Not long ago, researchers may have spent weeks combing through the literature, looking for clues to piece together a perfect research paper. Now, many simply seek help from large language models (LLMs) like ChatGPT to speed up their work.
With academics increasingly relying on ChatGPT, Mike Thelwall, a data scientist at the University of Sheffield sought to understand its credibility. “We wondered whether ChatGPT knew about retractions and would report [them]…or whether it would filter them out of its database so that it wouldn’t report them,” said Thelwall.
Mike Thelwall, a data scientist at the University of Sheffield, investigated whether ChatGPT ignored retractions and other concerns in research articles.
Mike Thelwall
To find out, Thelwall and his team asked the LLM to assess the quality of discredited or retracted articles and discovered that ChatGPT did not flag the concerns.1 Their results, published in the journal Learned Publishing, emphasize the need for verifying information obtained from LLMs.
“This is a fantastic paper [on a] really, really important topic,” said Jodi Schneider, an information scientist at the University of Wisconsin-Madison, who was not involved in the study. The bottom line for researchers is “don’t trust any fact that is coming from AI [tools],” she noted.
For their study, Thelwall and his team identified 217 articles that either had controversial claims or had been retracted. They then submitted the article titles and abstracts to ChatGPT, requesting the tool to evaluate the quality—benchmarked against standard guidelines—of each paper 30 times, yielding 6,510 responses. They did not ask the LLM whether the article had been retracted upfront, “because that’s not what a user would do,” said Thelwall.

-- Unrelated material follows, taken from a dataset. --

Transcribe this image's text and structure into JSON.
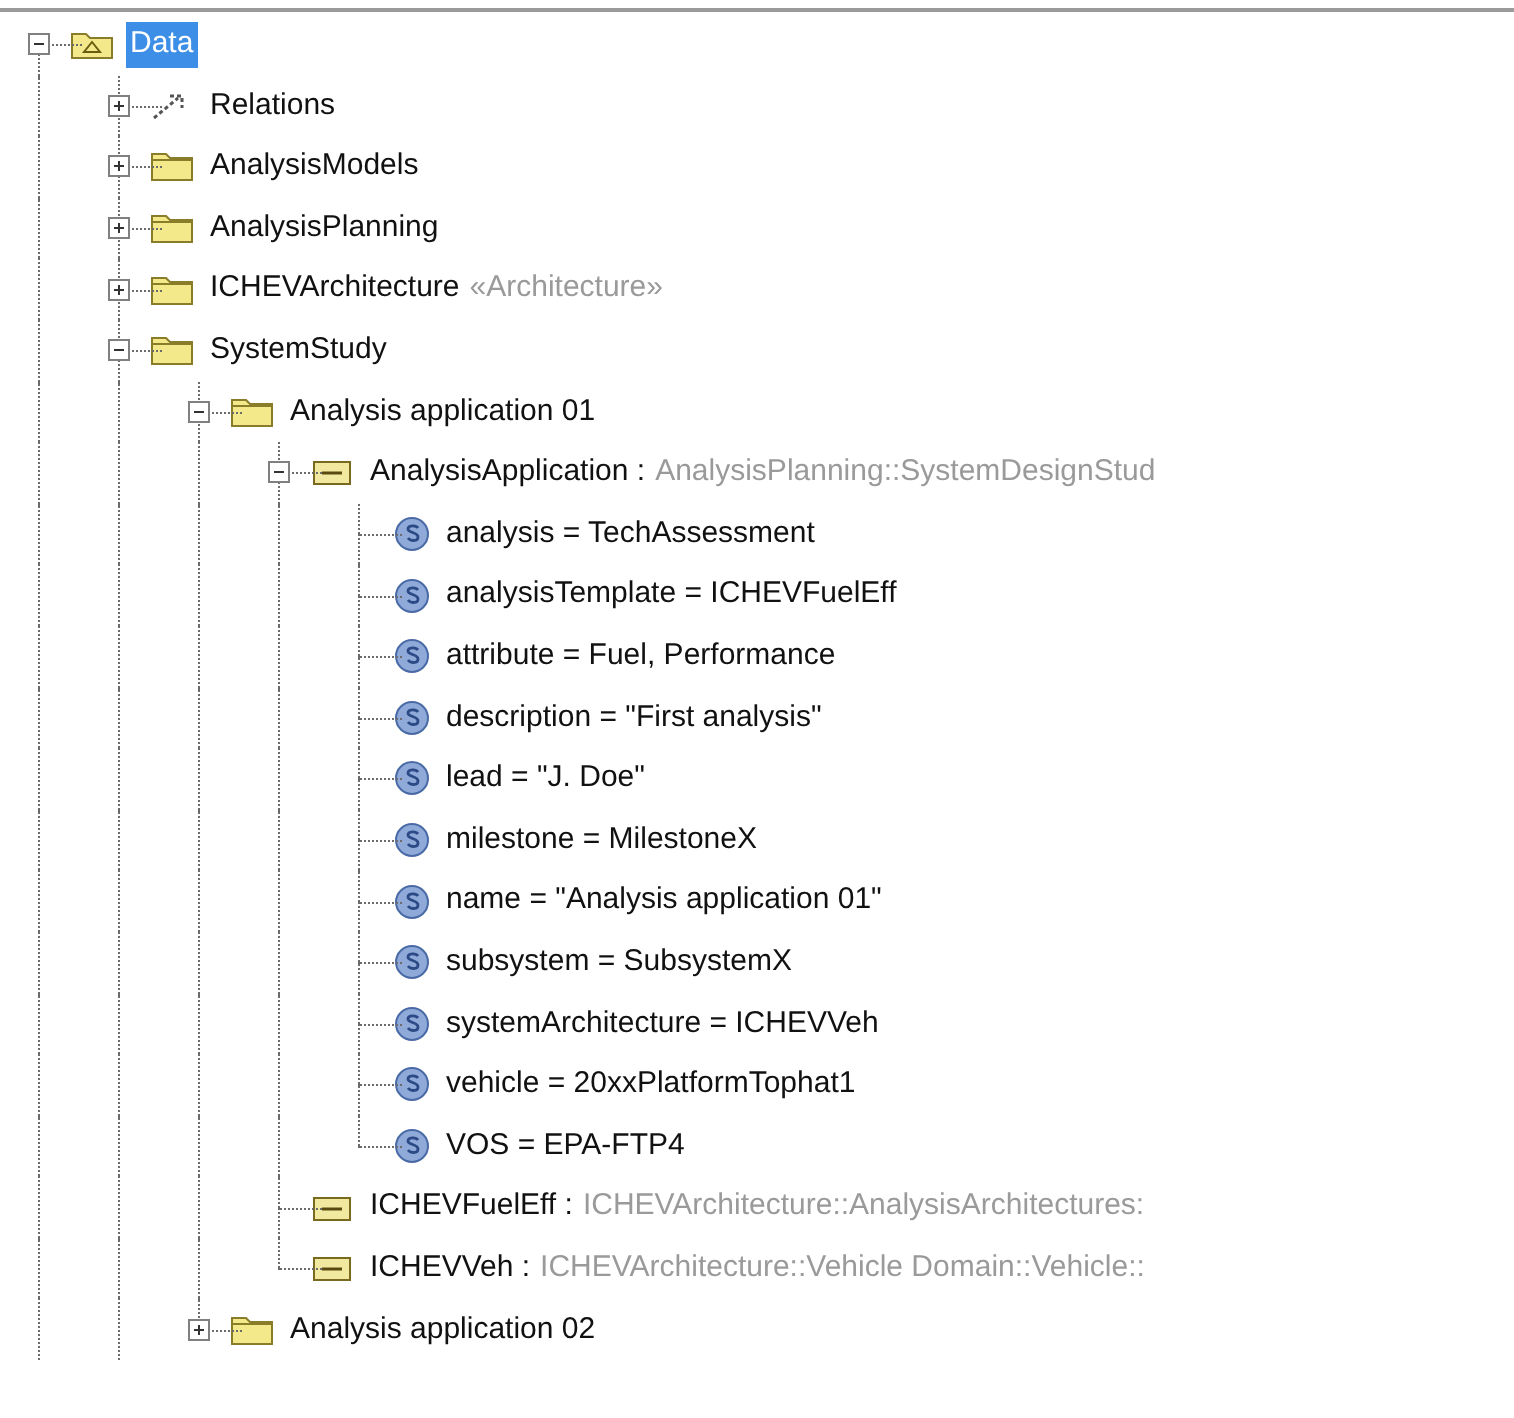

None of the 6,510 responses that ChatGPT generated mentioned that the articles were retracted or had been flagged for serious concerns. The tool scored a majority of the papers highly, indicating that the articles were world-leading or internationally excellent.
This surprised Thelwall. “I was really expecting a low score because of the retraction,” he said. “But it didn’t do that in nearly all cases.”
Although ChatGPT identified a few methodological weaknesses in the articles it scored lower, none of these criticisms were relevant to the articles’ retraction or correction statements. Only in five cases did the LLM mention that the study was part of a controversy.

Jodi Schneider, an information scientist at the University of Wisconsin-Madison, studies post-citation retractions.
© School of Information Sciences, University of Illinois Urbana-Champaign/ Thompson-McClellan Photography
To investigate further, the researchers directly asked ChatGPT whether specific claims from retracted articles were true. The LLM responded that the claims were likely to be true, partially true, or consistent with research almost two-thirds of the time. While it mentioned that some statements were not established or were unsupported by current research at times, it flagged a statement as false in only one percent of the cases.
The results did not surprise Schneider for two reasons. “We know that that LLMs lie. They tell us what we want to hear,” she said. Additionally, through her studies on post-retraction citations, she had observed that researchers constantly cite work that has been retracted, indicating that retracted research is still moving around.
She noted that one of the strengths of this study was how carefully the researchers chose the studies that had been retracted. “They gave a lot of thought to the subtleties of why things were retracted, and whether [in] certain reasons for retraction, the information might still be valid…like plagiarism,” she noted. Going forward, she said researchers could use this methodology to investigate whether other LLMs have a similar tendency.
Thelwall agreed, noting that they could conduct a similar study using more powerful models. But for now, he hopes that the results highlight the limitations of AI tools. “They can augment us; they can help us, make us more efficient,” he said. “But they can’t replace [us]. Not yet, anyhow.”